The directors have a duty of trust and loyalty towards the company with the directors being obliged to observe the confidentiality of all company information which became known to them due to their capacity as directors. In case of breach of the confidentiality requirements by a director, the company may claim compensation. Additionally, the company is able to file an injunction as a provisional remedy, requesting the prohibition of any disclosure in the future or the immediate return of documents that the company has handed over to the director who breached his duty of confidentiality.
Please note, in order to limit exposure and ensure better management performance, the Greek Corporate Governance Code provides that the board should have access to independent professional advice at the company’s expense where the board judges it necessary to fulfil its responsibilities. Non-executive members should have the right to propose the appointment of professional consultants to the chairman for this purpose.
The directors must comply with all applicable legislation regarding anti-corruption and legalisation of income arising from illegal and criminal acts, disloyalty, defrauding of creditors or intentional bankruptcy. Directors may face criminal charges if found to be in breach of said obligations and legislation.
Directors of listed companies are expected to appropriately disclose insider information. Failure to do so, or doing so wrongfully, could lead to criminal sanctions including the imposition of fines on the director for insider trading or market manipulation.

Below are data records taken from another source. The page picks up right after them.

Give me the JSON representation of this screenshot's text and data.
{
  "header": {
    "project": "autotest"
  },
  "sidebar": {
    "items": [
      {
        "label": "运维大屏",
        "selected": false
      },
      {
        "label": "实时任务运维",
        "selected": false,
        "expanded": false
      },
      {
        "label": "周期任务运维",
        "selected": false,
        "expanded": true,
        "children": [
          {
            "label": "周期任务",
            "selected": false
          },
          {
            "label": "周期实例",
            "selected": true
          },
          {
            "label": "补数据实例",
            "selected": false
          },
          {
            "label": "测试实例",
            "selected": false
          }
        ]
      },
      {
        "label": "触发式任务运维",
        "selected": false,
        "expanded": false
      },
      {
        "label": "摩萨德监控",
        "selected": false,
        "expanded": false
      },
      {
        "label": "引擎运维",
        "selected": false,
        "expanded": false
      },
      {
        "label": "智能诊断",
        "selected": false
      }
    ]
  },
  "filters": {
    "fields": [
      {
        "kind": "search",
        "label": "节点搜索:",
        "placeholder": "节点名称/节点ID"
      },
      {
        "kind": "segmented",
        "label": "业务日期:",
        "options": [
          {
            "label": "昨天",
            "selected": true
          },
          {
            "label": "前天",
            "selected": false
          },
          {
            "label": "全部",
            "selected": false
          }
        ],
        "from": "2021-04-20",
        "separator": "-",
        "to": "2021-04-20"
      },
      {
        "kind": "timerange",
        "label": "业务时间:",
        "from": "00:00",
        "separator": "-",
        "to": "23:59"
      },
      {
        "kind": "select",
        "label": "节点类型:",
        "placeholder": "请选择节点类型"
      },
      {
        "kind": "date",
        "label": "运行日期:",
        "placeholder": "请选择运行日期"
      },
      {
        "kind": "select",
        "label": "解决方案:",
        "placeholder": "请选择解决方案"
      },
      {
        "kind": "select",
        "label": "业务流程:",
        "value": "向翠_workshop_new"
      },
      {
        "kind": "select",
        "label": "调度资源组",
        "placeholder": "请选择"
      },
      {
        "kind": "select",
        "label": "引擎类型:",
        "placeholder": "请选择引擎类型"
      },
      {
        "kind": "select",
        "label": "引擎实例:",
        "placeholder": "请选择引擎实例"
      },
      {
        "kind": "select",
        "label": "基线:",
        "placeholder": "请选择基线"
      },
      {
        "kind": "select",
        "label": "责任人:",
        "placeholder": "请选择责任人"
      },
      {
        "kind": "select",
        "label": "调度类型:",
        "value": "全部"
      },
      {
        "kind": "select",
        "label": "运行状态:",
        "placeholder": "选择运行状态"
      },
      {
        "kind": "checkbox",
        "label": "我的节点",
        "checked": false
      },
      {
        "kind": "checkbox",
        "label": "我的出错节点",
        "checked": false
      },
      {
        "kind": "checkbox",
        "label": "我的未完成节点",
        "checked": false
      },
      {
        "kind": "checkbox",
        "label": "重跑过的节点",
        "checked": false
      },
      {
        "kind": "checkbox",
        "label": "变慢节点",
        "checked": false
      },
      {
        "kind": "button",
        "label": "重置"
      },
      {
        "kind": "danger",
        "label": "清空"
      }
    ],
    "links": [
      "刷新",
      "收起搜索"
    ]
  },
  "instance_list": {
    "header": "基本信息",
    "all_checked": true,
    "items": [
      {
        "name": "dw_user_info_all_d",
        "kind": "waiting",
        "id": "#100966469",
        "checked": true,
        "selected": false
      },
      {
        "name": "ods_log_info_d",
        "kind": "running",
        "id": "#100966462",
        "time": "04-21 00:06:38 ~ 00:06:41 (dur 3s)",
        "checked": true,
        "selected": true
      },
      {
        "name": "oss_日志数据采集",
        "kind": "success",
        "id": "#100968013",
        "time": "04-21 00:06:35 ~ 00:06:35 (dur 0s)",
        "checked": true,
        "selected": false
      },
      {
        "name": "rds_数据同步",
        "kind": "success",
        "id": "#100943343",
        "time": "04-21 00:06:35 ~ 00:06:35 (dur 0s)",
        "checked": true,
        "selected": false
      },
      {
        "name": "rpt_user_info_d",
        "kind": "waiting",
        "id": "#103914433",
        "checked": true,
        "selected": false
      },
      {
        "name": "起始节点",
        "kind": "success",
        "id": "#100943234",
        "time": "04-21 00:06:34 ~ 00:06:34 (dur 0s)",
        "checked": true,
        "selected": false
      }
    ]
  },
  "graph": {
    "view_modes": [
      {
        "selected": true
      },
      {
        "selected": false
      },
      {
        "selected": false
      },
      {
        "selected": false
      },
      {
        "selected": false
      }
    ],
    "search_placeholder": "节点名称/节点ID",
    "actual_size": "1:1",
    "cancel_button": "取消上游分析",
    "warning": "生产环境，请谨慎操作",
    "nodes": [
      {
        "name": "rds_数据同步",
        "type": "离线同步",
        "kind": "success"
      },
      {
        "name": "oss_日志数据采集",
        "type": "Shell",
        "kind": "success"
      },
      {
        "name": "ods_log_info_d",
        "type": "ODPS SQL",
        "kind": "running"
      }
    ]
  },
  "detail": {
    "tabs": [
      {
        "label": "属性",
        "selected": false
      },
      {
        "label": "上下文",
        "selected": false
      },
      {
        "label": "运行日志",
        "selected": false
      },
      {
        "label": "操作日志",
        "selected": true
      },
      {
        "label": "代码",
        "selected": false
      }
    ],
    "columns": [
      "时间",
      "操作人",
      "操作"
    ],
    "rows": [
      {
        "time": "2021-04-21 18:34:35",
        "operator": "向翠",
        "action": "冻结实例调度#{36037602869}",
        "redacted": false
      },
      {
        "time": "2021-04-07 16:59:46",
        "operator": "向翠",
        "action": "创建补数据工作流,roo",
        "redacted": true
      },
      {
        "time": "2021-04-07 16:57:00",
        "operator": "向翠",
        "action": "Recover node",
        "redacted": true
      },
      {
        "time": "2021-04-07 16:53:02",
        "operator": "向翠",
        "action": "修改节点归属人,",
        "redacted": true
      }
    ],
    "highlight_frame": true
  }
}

Directors are expected to file for insolvency as soon as it becomes apparent the company is unable to pay its debts to creditors. It is essential that where the risk of insolvency is apparent, the directors work to show due care towards the company and all relevant third parties; please note that preferential payment of debts can be treated as discriminatory. Where directors fail to do so they can be liable towards the company and its creditors for damages, as well as liable for certain criminal sanctions.
Directors should also be aware of the relevant Anti-Trust legislation, with the breach of national and international competition law leading to both civil and criminal liability. Recent legislative clarifications on the protection of free competition now states that directors can and will be personally liable for any anti-competitive behaviour. The company, and its directors are recommended to enact specific compliance programmes and policies to ensure that no breaches occur.
Following the end of each financial year (31 December), the board is responsible for the collating and preparation of the annual financial statements, namely:
annex thereof, in accordance with the Law
The yearly financial statements must be signed by the Managing Director or another appointed director, the General Manager and the Accounts Manager.
The board must convene annually and at least twenty (20) days prior to the annual ordinary general shareholders meeting (which takes place within six (6) months following the end of the financial year). This is in order to prepare and submit the relevant documents to the annual general shareholders meeting for approval and then publishing with the relevant authorities
Alongside the annual financials, the directors must also file a report of the board describing the course of business, the company’s financial status and the prospects of the company, as well as the auditors’ report concerning the results of the previous financial year. The directors must ensure that the annual accounts and the board report are appropriately drafted in accordance with the international accounting principles and then published correctly. The directors must ensure that the shareholders appoint the statutory auditors and are liable towards the company if they fail to do so.
The board must also ensure that the company files the annual income tax and all other tax declarations (eg for payment of VAT, tax on immovable properties).